A friend asked if I really needed them. The stove, with an attached microwave, was at least 35 years old. I bought it secondhand. It was operating on two burners and had a large hole in the oven door that burst the last time I tried the self-cleaning buttons. Still, the old girl's two burners, the broken oven, and the microwave worked fine. But when people said, "And you used to be a food editor," embarrassment finally hit.

Funny how you think old things work fine until the new ones arrive. The new stove is gas, and sure enough it cooks more quickly than electric. It reminds me of when my mother finally gave up the kerosene cook stove and could afford to buy a used gas stove. There was a great celebration in the rooming house, and our tenants gathered in the kitchen when mother pulled out her first pie.

I haven't done the pie thing yet, but I have done a lot of toast in the broiler. Though I have a toaster collection, I toast bread and tortillas in the broiler because it is dry and cracker-crisp. Jim, a neighbor who sells garden produce, has a sign out for rhubarb and asparagus, homegrown choices that dictate rhubarb pie and asparagus soup this weekend to initiate the burners and oven.

Excitement is so high I am shopping for a new tea kettle. Even if you never use it, every stove should have one. New pot holders stashed in the linen closet have been pulled out, and the plan is to toss out the old ones. Maybe. Unless they catch fire, do pot holders ever wear out?

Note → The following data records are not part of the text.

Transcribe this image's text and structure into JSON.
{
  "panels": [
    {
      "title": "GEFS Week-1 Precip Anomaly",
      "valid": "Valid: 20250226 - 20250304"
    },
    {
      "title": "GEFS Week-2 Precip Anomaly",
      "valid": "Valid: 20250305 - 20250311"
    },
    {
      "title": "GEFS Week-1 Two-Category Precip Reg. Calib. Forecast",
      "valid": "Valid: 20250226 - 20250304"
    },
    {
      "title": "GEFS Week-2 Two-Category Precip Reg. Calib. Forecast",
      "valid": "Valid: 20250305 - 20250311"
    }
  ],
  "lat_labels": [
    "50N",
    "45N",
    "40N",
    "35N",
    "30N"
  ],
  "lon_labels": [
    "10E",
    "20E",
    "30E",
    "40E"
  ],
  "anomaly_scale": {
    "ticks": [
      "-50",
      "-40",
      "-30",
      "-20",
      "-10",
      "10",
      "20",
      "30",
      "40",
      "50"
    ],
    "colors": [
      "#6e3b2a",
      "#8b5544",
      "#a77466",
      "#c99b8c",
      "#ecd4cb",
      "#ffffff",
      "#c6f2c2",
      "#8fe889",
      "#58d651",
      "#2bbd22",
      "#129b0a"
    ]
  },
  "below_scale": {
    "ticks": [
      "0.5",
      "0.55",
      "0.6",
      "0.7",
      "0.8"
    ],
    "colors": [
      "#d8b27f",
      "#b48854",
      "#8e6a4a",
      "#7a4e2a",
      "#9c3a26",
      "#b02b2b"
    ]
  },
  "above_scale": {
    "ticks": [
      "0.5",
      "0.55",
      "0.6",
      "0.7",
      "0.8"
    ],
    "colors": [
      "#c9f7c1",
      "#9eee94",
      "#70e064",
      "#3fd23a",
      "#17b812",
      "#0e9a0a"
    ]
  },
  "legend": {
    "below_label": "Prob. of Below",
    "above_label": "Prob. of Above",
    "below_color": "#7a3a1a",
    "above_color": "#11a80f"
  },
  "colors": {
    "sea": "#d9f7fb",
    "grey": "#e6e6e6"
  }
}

The new microwave, expertly attached to the top cupboards by Mr. Ed, proves there have been advancements in the fast-cooking appliance. Push the cooking time button and it is off and running, and it rings a bell when the job is completed. Wow! So this is the new world of cooking. It's OK, even though I did shed a tear when the old stove was hauled away.

If you want to know how much food you over-bought, how many leftovers you kept too long, or even what the leftovers are, change refrigerators. It's an open book to your extravagance and hoarding.

In addition to juices, butter, candy, cookies, a turkey breast, bacon, beef chuck roast, chicken, more chicken, and a third package of chicken, shrimp, and last summer's beef barbecue there were a few mystery packages in my freezer. Cooked chicken was in two containers, chicken broth in another, and chicken and noodles in another mystery bag.

As for leftovers, that's when the Depression baby cries for help. Why do we save pizza when we don't even like it, hot and fresh? I have vowed the new refrigerator will remain neat, with everything in view so that I don't have to get down on my hands and knees and search for the sour cream or the head of lettuce that rolled to the back.

Dealing with the three-day window from the time the Salvation Army picked up the old refrigerator until the new one was delivered was challenging. During the interim the following items had to be kept cold: chili sauce, three mustards, six cheeses, flaxseed oil, three styles of olives, maraschino cherries, garlic, lemon, basil oils, pesto sauce, barbecue sauces, syrups, yogurts, lemon curd, greens, grapes, and eight packages of nuts.

The more foods that were packed in ice in coolers, the more I remembered the good old days back home. We not only had a kerosene stove, but iceboxes. Ours held 50 pounds of ice; the tenants only got 25-pound-capacity boxes. Emptying the trip pan was my chore.

No, I couldn't get all the frozen foods in the coolers. Did I tell you I have a second refrigerator/ freezer in the basement? That brings up a question: Are we spoiled or extravagant?